Cuando, ya adultos, regresen de América, se producirán no pocas confusiones, especialmente por parte de los cónyuges de los hermanos que se quedaron aquí: unos jovencísimos Mary Santpere (Paz) y Paco Martínez Soria (Samuel). Y no es para menos, teniendo en cuenta que Mercedes Vecino y Antonio Murillo interpretaban cuatro caracterizaciones distintas cada uno: abuela de Catalina, Catalina Tontesco, la severa mujer telegrama Catalina (presidenta del Club de las pocas palabras) y la americana Dorita; abuelo de Torcuato, el bigotudo Torcuato Capiteto, el doctor Torcuato ("médico nada más que de niños", porque la belicosa Paz no le permite atender a mujeres) y el americano Juanito.

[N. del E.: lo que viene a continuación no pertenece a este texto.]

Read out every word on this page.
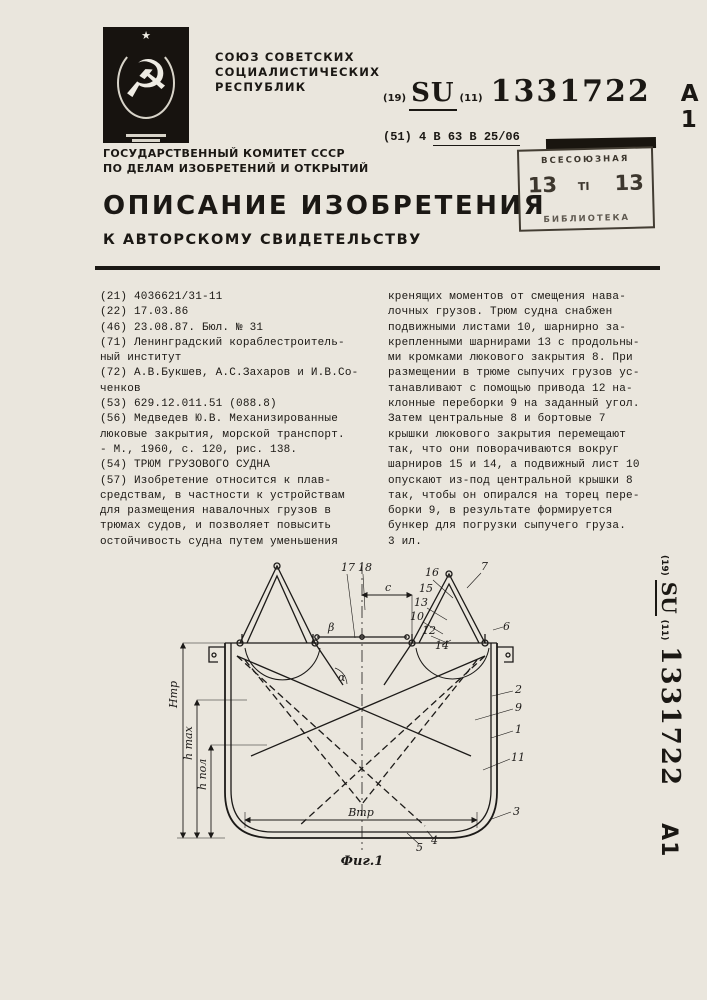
★
☭	СОЮЗ СОВЕТСКИХ
СОЦИАЛИСТИЧЕСКИХ
РЕСПУБЛИК
(19) SU (11) 1331722 А 1
(51) 4 В 63 В 25/06
ГОСУДАРСТВЕННЫЙ КОМИТЕТ СССР
ПО ДЕЛАМ ИЗОБРЕТЕНИЙ И ОТКРЫТИЙ
ОПИСАНИЕ ИЗОБРЕТЕНИЯ
К АВТОРСКОМУ СВИДЕТЕЛЬСТВУ
ВСЕСОЮЗНАЯ
13 ТІ 13
БИБЛИОТЕКА
(21) 4036621/31-11
(22) 17.03.86
(46) 23.08.87. Бюл. № 31
(71) Ленинградский кораблестроитель-
ный институт
(72) А.В.Букшев, А.С.Захаров и И.В.Со-
ченков
(53) 629.12.011.51 (088.8)
(56) Медведев Ю.В. Механизированные
люковые закрытия, морской транспорт.
- М., 1960, с. 120, рис. 138.
(54) ТРЮМ ГРУЗОВОГО СУДНА
(57) Изобретение относится к плав-
средствам, в частности к устройствам
для размещения навалочных грузов в
трюмах судов, и позволяет повысить
остойчивость судна путем уменьшения
кренящих моментов от смещения нава-
лочных грузов. Трюм судна снабжен
подвижными листами 10, шарнирно за-
крепленными шарнирами 13 с продольны-
ми кромками люкового закрытия 8. При
размещении в трюме сыпучих грузов ус-
танавливают с помощью привода 12 на-
клонные переборки 9 на заданный угол.
Затем центральные 8 и бортовые 7
крышки люкового закрытия перемещают
так, что они поворачиваются вокруг
шарниров 15 и 14, а подвижный лист 10
опускают из-под центральной крышки 8
так, чтобы он опирался на торец пере-
борки 9, в результате формируется
бункер для погрузки сыпучего груза.
3 ил.
17 18	16	7
15
13
10
12
14
6
2
9
1
11
3
5
4
α
β
Нтр
h max
h пол
Втр
с
Фиг.1
(19)
SU
(11)
1331722
А1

Otro de los aspectos notables del filme es ese prólogo que arranca en 1907 y que, al estilo del cine mudo, se vale de carteles para situar la acción:

Espectador: Esta es la historia de Capitetos y Tontescos, nobles familias separadas por un odio secular, cuyos primogénitos se amaron locamente, no llegando a alcanzar la dicha por culpa del adverso y cruel Destino.

Y para conseguir este ritmo frenético, la música juega un papel importantísimo. A la banda sonora de Martín Montserrat Guillemat 'Serramont' hay que añadir, pues, las diferentes actuaciones musicales que se van sucediendo, de entre las que destaca en especial la de José Azarola, más conocido como 'El pianista relámpago' a causa de su endiablado virtuosismo, acompañado por unos improvisados pasos de claqué de Niceto (José Jaspe) el negro portero cubano (de cara pintada).

Azarola, el pianista relámpago


Puede que los dos clanes enfrentados en Un enredo de familia no fueran tan sofisticados como los Montescos y los Capuletos de Shakespeare ni Catalina ni Torcuato son Romeo y Julieta (ni están en la Italia Medieval...), pero de lo que no cabe duda es de que hicieron desternillarse al público de la posguerra (que no eran ni tontos ni catetos) y solo por eso ya vale la pena que guardemos un recuerdo entrañable de pequeñas grandes películas como esta.